Another Question About Mortal Sin

I’m really embarassed to ask if I committed a mortal sin for the third time on this forum, but I just came out of confession and I’m freaking out about possibley commiting another one.
So here’s what happened. I was online and I stumbled accross a website for a group (it wasn’t anything inappropriate). When I saw it I wondered if it had any attractive members and as a result I opened up the web page. This was my only reason for doing so. I was not seeking to become sexually aroused by any pictures, nor was my plan to fantasize about anyone. I have no interest in doing either of those and I’ve never had any interest in it. Since the web site didn’t have any pictures I can’t say what I’d have done; most likely I’d have quickly looked through. So did I commit a mortal sin?

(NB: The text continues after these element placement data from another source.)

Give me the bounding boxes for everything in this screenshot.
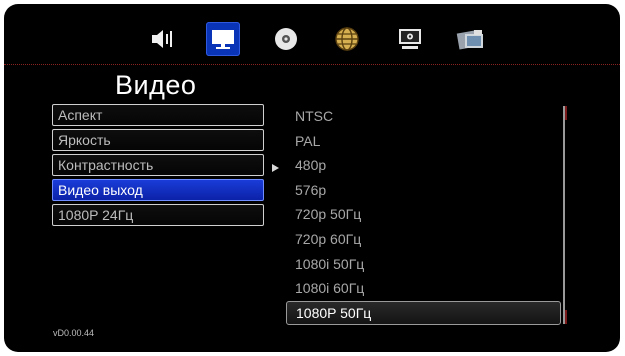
menu-item[interactable]: Аспект [52,104,264,126]
option-item[interactable]: 576p [286,178,562,203]
settings-menu: Аспект Яркость Контрастность Видео выход 108… [52,104,264,229]
monitor-icon [212,30,234,49]
tab-system[interactable] [393,22,427,56]
scrollbar-top-cap [565,106,567,120]
disc-icon [275,28,297,50]
tab-media[interactable] [454,22,488,56]
options-scrollbar[interactable] [563,106,565,324]
header-divider [4,64,620,65]
settings-tab-bar [4,18,620,66]
tab-playback[interactable] [269,22,303,56]
current-option-pointer-icon [272,164,279,172]
option-item[interactable]: NTSC [286,104,562,129]
option-item[interactable]: 1080P 50Гц [286,300,561,326]
option-item[interactable]: 480p [286,153,562,178]
tab-network[interactable] [330,22,364,56]
option-item[interactable]: 720p 50Гц [286,202,562,227]
tab-audio[interactable] [145,22,179,56]
menu-item[interactable]: 1080P 24Гц [52,204,264,226]
menu-item[interactable]: Контрастность [52,154,264,176]
option-item[interactable]: 1080i 60Гц [286,276,562,301]
tv-menu-screen: Видео Аспект Яркость Контрастность Видео вы… [4,4,620,352]
globe-icon [335,27,359,51]
scrollbar-bottom-cap [565,310,567,324]
option-item[interactable]: 1080i 50Гц [286,252,562,277]
firmware-version: vD0.00.44 [53,328,95,338]
speaker-icon [152,30,172,48]
photo-icon [456,30,483,50]
option-item[interactable]: 720p 60Гц [286,227,562,252]
computer-settings-icon [399,29,421,49]
menu-item[interactable]: Видео выход [52,179,264,201]
tab-video[interactable] [206,22,240,56]
option-item[interactable]: PAL [286,129,562,154]
page-title: Видео [115,70,197,100]
menu-item[interactable]: Яркость [52,129,264,151]
video-output-options: NTSC PAL 480p 576p 720p 50Гц 720p 60Гц 1080i 5… [286,104,562,326]
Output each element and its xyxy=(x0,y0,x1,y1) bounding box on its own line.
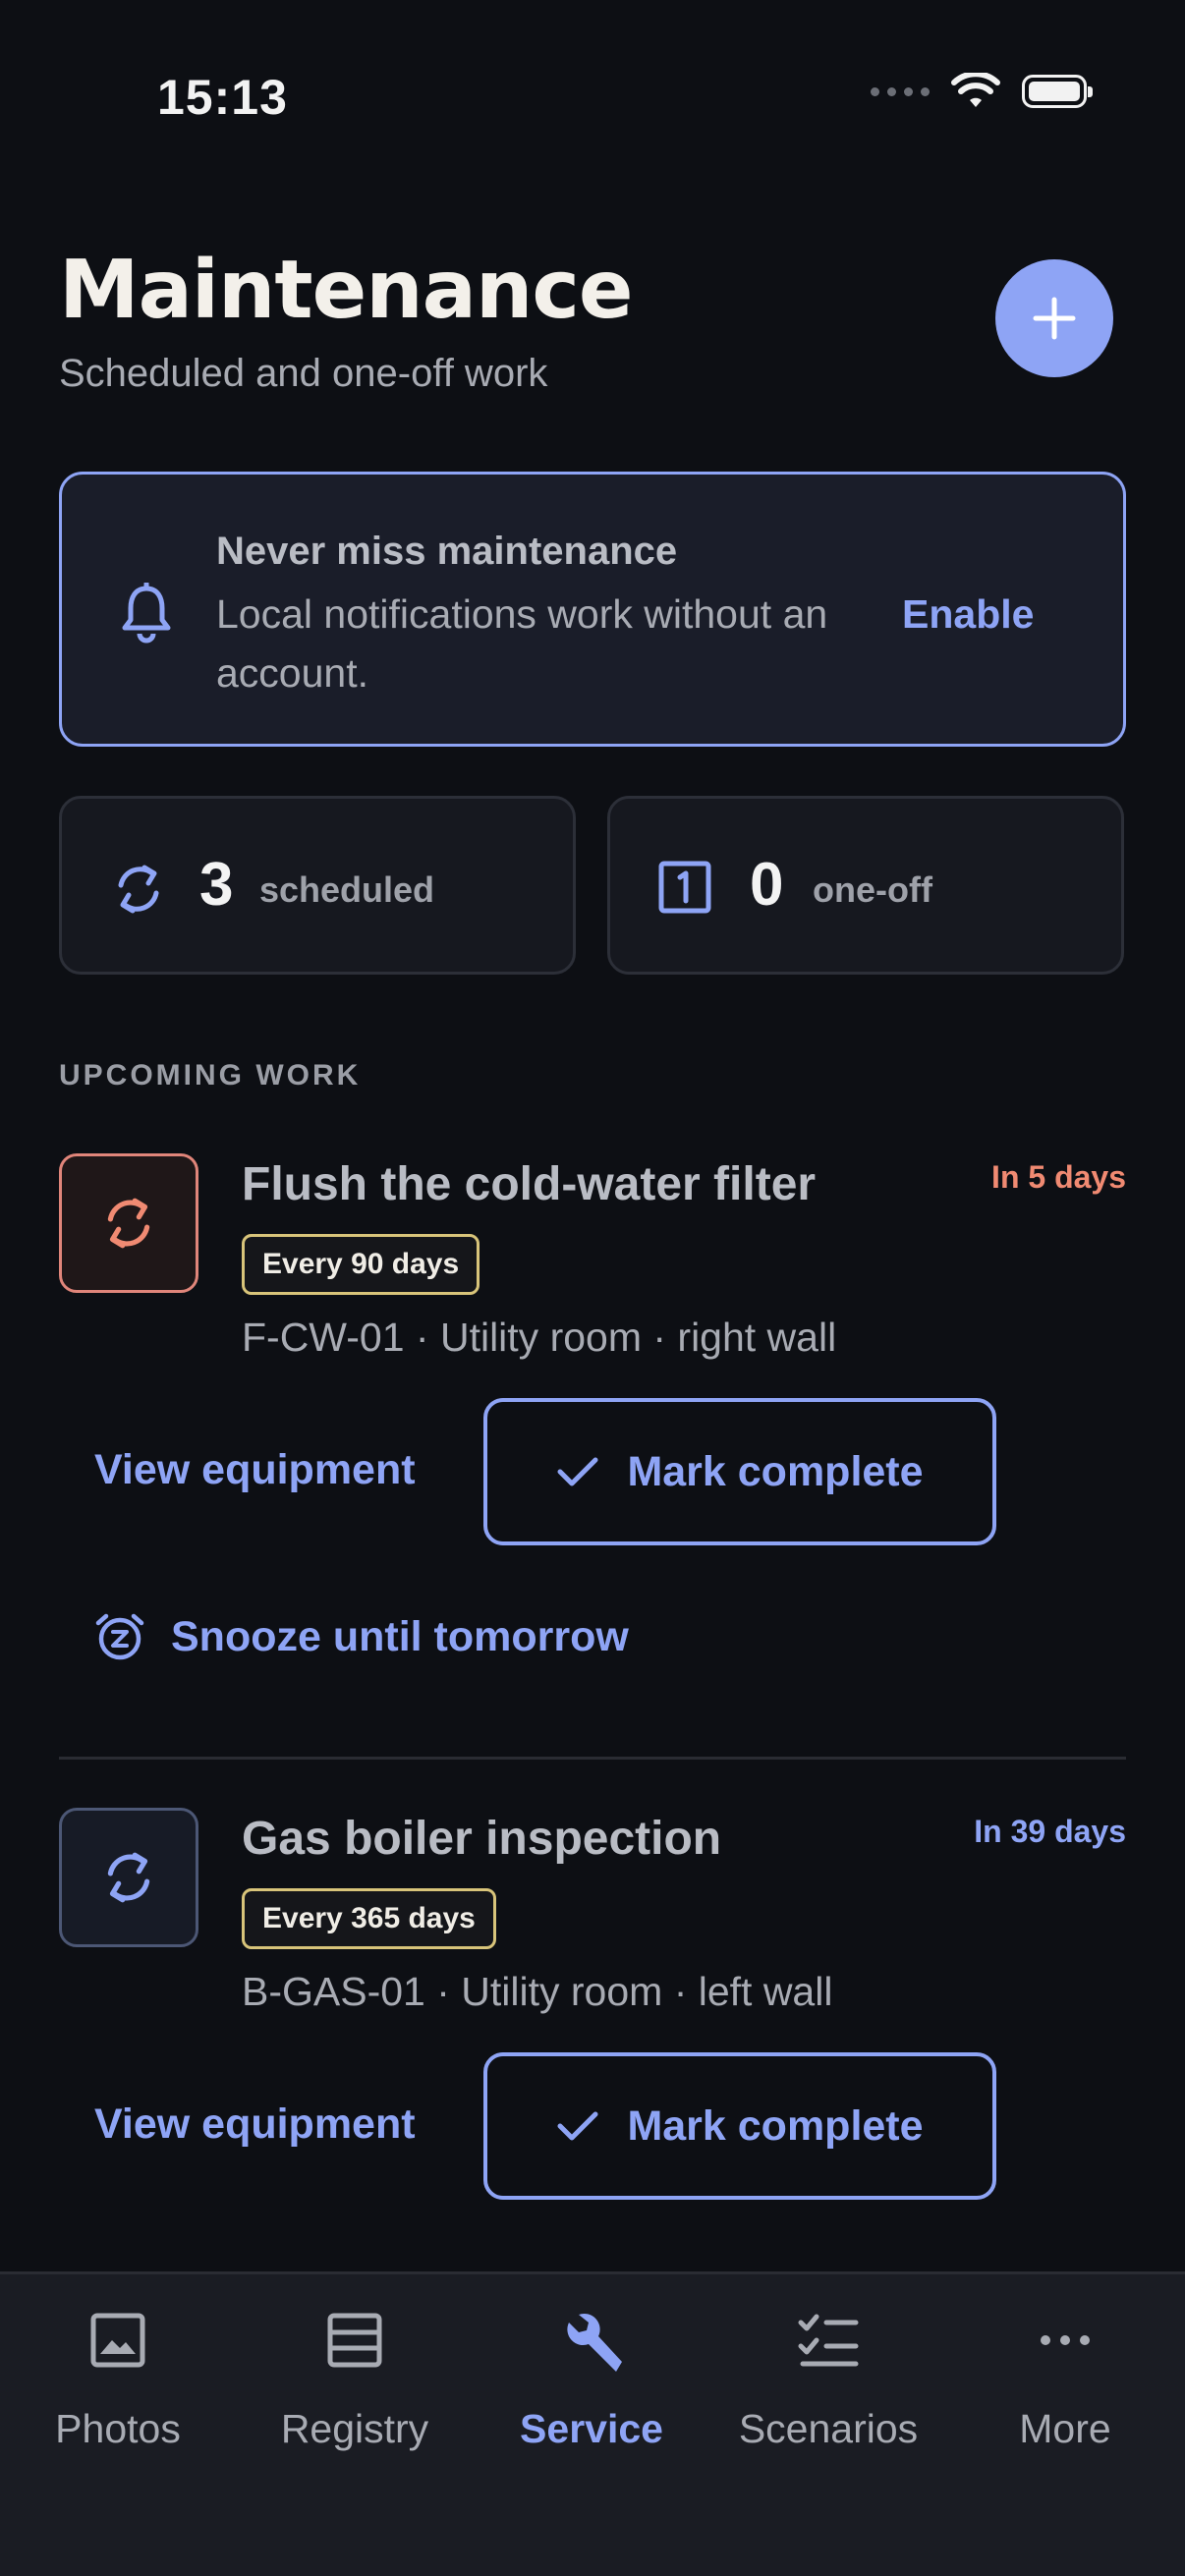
snooze-button[interactable]: Snooze until tomorrow xyxy=(94,1611,629,1662)
mark-complete-button[interactable]: Mark complete xyxy=(483,2052,996,2200)
battery-icon xyxy=(1022,75,1093,108)
task-due: In 39 days xyxy=(974,1814,1126,1849)
list-box-icon xyxy=(327,2313,382,2368)
scheduled-stat[interactable]: 3 scheduled xyxy=(59,796,576,975)
task-location: B-GAS-01 · Utility room · left wall xyxy=(242,1969,833,2014)
bell-icon xyxy=(122,583,171,644)
task-type-icon xyxy=(59,1153,198,1293)
page-title: Maintenance xyxy=(59,244,634,337)
page-subtitle: Scheduled and one-off work xyxy=(59,352,548,395)
scheduled-label: scheduled xyxy=(259,869,435,910)
one-off-label: one-off xyxy=(813,869,932,910)
frequency-badge: Every 90 days xyxy=(242,1234,480,1295)
mark-complete-button[interactable]: Mark complete xyxy=(483,1398,996,1545)
mark-complete-label: Mark complete xyxy=(627,2101,924,2150)
tab-label: Registry xyxy=(280,2406,429,2451)
snooze-label: Snooze until tomorrow xyxy=(171,1612,629,1660)
repeat-icon xyxy=(107,1852,150,1903)
section-heading: UPCOMING WORK xyxy=(59,1059,362,1092)
wrench-icon xyxy=(567,2313,622,2372)
one-box-icon xyxy=(658,861,711,914)
notification-banner: Never miss maintenance Local notificatio… xyxy=(59,472,1126,747)
mark-complete-label: Mark complete xyxy=(627,1447,924,1495)
check-icon xyxy=(557,2111,598,2141)
image-icon xyxy=(90,2313,145,2368)
checklist-icon xyxy=(798,2314,859,2367)
add-button[interactable] xyxy=(995,259,1113,377)
banner-title: Never miss maintenance xyxy=(216,530,678,573)
banner-body: Local notifications work without an acco… xyxy=(216,591,828,696)
task-due: In 5 days xyxy=(991,1159,1126,1195)
view-equipment-button[interactable]: View equipment xyxy=(94,1446,416,1494)
view-equipment-button[interactable]: View equipment xyxy=(94,2100,416,2149)
repeat-icon xyxy=(107,1198,150,1249)
task-type-icon xyxy=(59,1808,198,1947)
bottom-nav: Photos Registry Service Scenarios More xyxy=(0,2271,1185,2576)
tab-label: Photos xyxy=(55,2406,181,2451)
more-icon xyxy=(1041,2335,1090,2345)
scheduled-count: 3 xyxy=(199,851,234,919)
task-location: F-CW-01 · Utility room · right wall xyxy=(242,1315,837,1360)
one-off-stat[interactable]: 0 one-off xyxy=(607,796,1124,975)
task-title[interactable]: Gas boiler inspection xyxy=(242,1812,721,1866)
task-title[interactable]: Flush the cold-water filter xyxy=(242,1157,816,1211)
enable-notifications-button[interactable]: Enable xyxy=(902,585,1034,644)
tab-label: More xyxy=(1019,2406,1111,2451)
check-icon xyxy=(557,1457,598,1486)
tab-label: Scenarios xyxy=(738,2406,919,2451)
frequency-badge: Every 365 days xyxy=(242,1888,496,1949)
snooze-alarm-icon xyxy=(95,1613,144,1660)
status-icons xyxy=(871,73,1093,110)
plus-icon xyxy=(1033,297,1076,340)
one-off-count: 0 xyxy=(750,851,784,919)
status-time: 15:13 xyxy=(157,70,288,125)
repeat-icon xyxy=(118,865,159,914)
task-divider xyxy=(59,1757,1126,1760)
signal-icon xyxy=(871,86,930,96)
tab-label: Service xyxy=(520,2406,663,2451)
wifi-icon xyxy=(951,73,1000,107)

  1. If you forgot, but received absolution at the end, it’s already forgiven. Just mention it next time if you think it’s necessary or would help.

  2. I don’t think it was mortal. It *might *have been mortal if there were a strong chance of there being explicit or otherwise tempting images which would likely lead you to mortal sin, and if you had sufficiently reflected on this fact and went there anyway. But it sounds more like it was a spur of the moment thing with mostly harmless intentions.

Thanks; I probably should clarify that this instance happened after I got home from confession.

Based on this, and other posts of yours, you should seriously talk to your pastor about scrupulosity and get help from him.

I figured. My counsel would be the same.

Thanks; I’ve given some serious thought about taling to my pastor on this. Although, typically it’s not that bad and I’m able to work through it. Right now things are more difficult since I’m able to receive the Eucahrist; I worry more out of fear of desecrating it. In a couple of weeks my scrupulosity should become better. Especially once I becoeme better at discerning if something is a mortal sin. I know the criteria, but I’ve never had it explained. To me there appears to be a lot of room for interpretation. As a result, I tend to assume the worst. Still I agree with you and will talk to my pastor about this.

Room for interpretation = doubtful = NOT a mortal sin. If you’ve committed a mortal sin, you will know it with such certainty that you will be able to swear to God, without any hesitation, that you have committed a mortal sin.

Now I have an ANTI-SCRUPULOSITY QUICK ANSWER, and I commend it to you.

Are you male?

What kind of site was it?

A Dating site?

You might want to think about your mindset if you were just scanning a random site looking for attractive females to look at.

Objectification comes to mind.

Sarah x :slight_smile:

Scrupulosity is not a do it yourself endeavor. Get help from your pastor.

It wasn’t a dating site; it was a site for a religious study group. My intent wasn’t to find a site in order to look at attractive females. I was looking for groups in which I could be involved with. The curiosity as to whether a group had attractive people came up randomly. I don’t know if its relevant but the group I found isn’t one in which i’d join.

Taken from a very reputable book from the 19th century called The Way of Interior Peace by Fr. Lehen, pg. 99:

“To a mortal sin belong three points: 1st. Weighty matter; – a jesting lie, for example or a vain, self-conceited thought, is not sufficient for a mortal sin. 2d. Full knowledge of the evil; that is, the deliberate consciousness that what one does is a mortal sin. This excludes all cases in which the sin proceeds from surprise, or in which the soul is not full master of her powers; as, for example, in half-slumber, and the like. 3d. Full consent of the will to that which the understanding knows to be mortal sin. As long as the consent remains imperfect, or we are conscious of a certain hesitancy, a deferring, or a reproach of conscience in consequence of our neglect in combating the temptation, the sin is only venial.”

I hope this helps.

The age old practice if one struggles with scruples is to have a *regular confessor *who knows one and can thus direct one in such.